There are some things that fit easily into my daily routine—things that I must do for the day to operate smoothly.
These things include: doing yoga first thing upon rising, making the kids’ lunches before they are out of bed, getting water and snacks into my work bag, doing the dishes before bed, and writing daily.
Sitting down to meditate is not on this list.
I started my journey into meditation while receiving physical therapy for broken wrists in 1991. My therapist told me to find a way to “go somewhere else” while she worked on me. I got some books from the library and began a practice that is now integrated without needing to be named.
I don’t call it meditation anymore, because letting my mind separate from what is happening in my physical world happens without effort. I don’t sit down with a cushion and clear my calendar for any length of time. Yes, occasionally I will listen to a guided meditation on my phone to get some new ideas. Mostly, though, I have learned that my best meditative state happens when I am not planning or focusing on it.
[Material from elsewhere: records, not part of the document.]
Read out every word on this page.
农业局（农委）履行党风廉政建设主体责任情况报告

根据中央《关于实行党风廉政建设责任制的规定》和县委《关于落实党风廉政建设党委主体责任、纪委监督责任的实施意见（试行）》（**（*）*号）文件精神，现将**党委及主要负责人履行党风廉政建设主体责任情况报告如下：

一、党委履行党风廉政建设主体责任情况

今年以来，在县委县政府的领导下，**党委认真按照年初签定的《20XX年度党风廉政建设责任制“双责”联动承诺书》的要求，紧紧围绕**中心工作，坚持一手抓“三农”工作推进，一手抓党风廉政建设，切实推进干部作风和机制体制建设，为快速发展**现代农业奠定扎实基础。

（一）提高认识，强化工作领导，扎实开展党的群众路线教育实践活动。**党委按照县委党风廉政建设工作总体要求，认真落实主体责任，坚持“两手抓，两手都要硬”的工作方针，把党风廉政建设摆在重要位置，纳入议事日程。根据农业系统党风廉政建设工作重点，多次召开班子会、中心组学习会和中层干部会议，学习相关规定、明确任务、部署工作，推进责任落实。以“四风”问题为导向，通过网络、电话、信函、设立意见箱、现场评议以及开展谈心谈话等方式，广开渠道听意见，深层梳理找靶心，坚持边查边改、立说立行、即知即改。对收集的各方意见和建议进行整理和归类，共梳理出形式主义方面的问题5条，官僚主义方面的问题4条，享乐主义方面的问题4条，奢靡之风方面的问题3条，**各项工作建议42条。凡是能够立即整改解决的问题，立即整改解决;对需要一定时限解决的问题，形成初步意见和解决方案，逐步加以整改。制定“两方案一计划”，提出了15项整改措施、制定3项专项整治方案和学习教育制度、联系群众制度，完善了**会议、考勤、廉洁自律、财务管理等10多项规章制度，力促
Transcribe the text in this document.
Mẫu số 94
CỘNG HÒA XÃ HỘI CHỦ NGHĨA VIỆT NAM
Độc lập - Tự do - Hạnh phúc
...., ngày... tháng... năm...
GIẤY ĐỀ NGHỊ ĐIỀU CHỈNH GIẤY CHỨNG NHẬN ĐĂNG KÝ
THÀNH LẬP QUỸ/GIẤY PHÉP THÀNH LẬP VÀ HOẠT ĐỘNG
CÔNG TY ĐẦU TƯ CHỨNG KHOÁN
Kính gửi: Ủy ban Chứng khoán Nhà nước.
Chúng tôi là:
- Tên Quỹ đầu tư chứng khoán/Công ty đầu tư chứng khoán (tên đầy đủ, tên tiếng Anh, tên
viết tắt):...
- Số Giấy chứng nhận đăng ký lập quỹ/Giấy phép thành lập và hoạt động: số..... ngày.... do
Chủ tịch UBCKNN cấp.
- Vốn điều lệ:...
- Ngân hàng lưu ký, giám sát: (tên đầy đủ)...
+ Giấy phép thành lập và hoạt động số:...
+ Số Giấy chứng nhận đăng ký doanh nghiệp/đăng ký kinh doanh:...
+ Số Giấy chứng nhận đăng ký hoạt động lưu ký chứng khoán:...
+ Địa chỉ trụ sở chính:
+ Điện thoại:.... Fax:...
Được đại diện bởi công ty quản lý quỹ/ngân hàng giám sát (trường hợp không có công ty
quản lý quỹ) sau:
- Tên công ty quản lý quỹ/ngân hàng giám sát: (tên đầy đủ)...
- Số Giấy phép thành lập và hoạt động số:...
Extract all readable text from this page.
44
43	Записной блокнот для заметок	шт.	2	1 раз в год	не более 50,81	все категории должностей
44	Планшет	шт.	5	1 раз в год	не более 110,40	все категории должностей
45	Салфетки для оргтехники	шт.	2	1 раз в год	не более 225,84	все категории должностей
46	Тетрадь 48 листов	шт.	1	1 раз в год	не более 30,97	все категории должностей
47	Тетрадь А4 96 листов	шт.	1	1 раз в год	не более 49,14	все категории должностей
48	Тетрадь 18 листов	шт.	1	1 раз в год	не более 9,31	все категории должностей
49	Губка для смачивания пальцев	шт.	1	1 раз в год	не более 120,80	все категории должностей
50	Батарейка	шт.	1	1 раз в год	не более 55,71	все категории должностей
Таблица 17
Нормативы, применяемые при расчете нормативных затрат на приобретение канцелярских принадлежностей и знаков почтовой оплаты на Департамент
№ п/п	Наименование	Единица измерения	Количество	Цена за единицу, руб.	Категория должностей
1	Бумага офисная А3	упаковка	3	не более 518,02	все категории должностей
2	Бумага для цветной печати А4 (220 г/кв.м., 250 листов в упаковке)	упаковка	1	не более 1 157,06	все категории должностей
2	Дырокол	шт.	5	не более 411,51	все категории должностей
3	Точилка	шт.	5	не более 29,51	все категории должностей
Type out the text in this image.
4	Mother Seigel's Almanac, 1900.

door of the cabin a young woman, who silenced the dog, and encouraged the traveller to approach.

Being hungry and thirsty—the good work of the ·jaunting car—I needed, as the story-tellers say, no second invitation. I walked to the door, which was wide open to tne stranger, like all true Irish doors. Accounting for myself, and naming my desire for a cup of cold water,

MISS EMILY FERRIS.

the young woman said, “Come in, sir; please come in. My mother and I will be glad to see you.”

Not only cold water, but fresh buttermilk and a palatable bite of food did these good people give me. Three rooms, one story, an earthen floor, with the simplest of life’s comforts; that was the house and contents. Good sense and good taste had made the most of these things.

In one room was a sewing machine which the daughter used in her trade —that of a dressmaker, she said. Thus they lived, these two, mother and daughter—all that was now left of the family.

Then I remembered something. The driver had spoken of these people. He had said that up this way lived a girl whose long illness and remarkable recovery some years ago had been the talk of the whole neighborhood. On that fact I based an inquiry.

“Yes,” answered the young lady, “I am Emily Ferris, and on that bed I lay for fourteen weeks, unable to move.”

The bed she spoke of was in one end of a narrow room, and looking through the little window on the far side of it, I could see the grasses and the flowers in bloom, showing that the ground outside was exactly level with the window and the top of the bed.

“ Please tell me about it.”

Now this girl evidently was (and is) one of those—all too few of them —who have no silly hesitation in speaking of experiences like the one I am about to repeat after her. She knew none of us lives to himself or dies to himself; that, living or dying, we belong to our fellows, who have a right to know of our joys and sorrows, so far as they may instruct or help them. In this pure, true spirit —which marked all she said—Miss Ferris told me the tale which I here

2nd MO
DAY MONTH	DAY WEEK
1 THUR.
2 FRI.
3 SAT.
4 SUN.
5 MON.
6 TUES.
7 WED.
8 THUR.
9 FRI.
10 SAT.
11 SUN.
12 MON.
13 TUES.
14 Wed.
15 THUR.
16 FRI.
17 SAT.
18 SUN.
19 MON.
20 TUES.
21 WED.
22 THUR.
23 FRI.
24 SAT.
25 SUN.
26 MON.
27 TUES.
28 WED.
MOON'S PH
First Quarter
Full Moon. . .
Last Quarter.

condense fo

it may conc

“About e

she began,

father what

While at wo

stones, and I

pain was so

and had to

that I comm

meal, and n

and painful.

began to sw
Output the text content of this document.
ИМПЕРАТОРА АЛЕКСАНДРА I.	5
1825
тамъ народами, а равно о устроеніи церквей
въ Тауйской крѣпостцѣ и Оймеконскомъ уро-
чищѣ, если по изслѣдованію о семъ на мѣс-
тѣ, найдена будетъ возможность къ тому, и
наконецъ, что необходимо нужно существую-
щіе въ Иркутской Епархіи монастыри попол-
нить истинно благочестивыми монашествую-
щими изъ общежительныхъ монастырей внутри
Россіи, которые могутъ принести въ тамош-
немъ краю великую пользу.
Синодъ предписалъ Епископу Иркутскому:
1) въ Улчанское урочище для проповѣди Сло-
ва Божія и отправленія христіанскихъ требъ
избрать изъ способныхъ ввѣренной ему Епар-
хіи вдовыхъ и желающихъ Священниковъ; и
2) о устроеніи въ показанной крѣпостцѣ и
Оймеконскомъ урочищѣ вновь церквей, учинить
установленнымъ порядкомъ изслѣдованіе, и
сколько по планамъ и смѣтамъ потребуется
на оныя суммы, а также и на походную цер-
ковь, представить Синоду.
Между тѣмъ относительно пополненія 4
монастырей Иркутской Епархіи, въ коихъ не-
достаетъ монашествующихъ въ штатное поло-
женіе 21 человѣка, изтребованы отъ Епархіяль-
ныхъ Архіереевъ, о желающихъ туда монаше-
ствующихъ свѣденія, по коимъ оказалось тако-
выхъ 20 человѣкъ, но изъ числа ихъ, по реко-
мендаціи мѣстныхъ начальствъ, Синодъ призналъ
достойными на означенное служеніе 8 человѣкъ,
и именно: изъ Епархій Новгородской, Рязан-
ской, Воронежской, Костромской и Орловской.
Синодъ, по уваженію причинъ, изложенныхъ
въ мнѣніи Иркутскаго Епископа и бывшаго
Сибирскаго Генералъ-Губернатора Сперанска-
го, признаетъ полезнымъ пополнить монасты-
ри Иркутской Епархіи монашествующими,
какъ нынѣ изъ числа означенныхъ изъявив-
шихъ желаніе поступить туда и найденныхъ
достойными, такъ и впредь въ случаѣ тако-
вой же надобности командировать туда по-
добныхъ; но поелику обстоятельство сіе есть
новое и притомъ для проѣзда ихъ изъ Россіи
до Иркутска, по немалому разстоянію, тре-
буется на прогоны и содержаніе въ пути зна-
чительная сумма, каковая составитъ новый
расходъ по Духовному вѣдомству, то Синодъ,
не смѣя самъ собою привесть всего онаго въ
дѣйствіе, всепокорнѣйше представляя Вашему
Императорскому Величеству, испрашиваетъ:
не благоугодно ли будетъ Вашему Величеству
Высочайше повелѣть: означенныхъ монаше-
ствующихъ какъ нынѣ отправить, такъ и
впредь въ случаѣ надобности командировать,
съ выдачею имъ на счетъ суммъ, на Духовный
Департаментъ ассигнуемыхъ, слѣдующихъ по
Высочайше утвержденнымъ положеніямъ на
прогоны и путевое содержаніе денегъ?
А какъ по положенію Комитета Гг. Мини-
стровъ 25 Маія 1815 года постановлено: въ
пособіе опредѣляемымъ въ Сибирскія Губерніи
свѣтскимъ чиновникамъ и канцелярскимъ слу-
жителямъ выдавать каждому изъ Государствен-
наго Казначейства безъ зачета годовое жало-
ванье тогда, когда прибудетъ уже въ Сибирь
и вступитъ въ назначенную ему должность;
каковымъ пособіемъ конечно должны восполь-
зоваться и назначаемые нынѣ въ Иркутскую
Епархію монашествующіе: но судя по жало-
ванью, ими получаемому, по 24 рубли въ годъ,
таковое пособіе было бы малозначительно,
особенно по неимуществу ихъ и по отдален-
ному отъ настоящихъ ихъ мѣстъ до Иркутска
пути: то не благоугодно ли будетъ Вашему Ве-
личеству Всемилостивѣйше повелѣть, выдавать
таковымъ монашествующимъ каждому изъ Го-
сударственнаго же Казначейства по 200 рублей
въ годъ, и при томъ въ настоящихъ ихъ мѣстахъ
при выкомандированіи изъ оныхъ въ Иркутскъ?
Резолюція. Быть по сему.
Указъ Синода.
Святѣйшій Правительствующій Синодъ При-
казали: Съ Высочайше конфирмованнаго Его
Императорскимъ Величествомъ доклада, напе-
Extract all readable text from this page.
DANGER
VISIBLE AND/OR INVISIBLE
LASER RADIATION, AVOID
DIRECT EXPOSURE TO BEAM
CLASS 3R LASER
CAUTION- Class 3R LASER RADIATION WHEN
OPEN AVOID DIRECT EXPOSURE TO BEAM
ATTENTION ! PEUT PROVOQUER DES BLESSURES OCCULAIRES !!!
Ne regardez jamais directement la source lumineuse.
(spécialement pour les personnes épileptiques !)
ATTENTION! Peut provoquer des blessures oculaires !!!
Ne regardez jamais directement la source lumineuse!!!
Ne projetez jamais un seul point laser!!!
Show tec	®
Driving down the highway, I count the white lines and let loose my mind. Doing the dishes, I observe myself and my breath. Walking to the store, I measure my gait and let the rhythm of my steps transport me. Folding clothes, I bask in the glory of the perfect stacks. Gardening, I turn the compost while tuning my thoughts to the frequency of star sound.
Can this be meditation?
I have read books, listened to podcasts, attended lectures and courses, and studied Baba Ram Dass and Jainism. I have slept in the monasteries of Kyoto and Asahikawa to rise at the 4 a.m. gong and sit zazen. I have been cleansed by the smoke of 500 sage branches.
And still, I find meditation to be a dirty word—at least for me.
Meditation has become a buzzword. And I have shied away from trends and fitting in my whole life, so if you ask me if I meditate I will say, “Yes, and no.” In yoga classes, when the teacher invites a moment of stillness, I can easily fall into my favorite visualization of the serpent slithering through me, lighting up my chakras as she passes and coiling up to rest above my head in my eighth chakra, just above the sahasrara.
And still, I don’t meditate. This is because to “meditate” has connotations of effort and technique. Planning a time to fit meditation into my life is impossible. Instead of naming my practice meditation, I choose to leave my practice undefined. This frees me to renovate, reuse, alter, add to, and extrapolate when needed.
So, come join me in a mindful/mindless state; let’s level up our conscious connections to each other and the world around us. Let’s not meditate—together.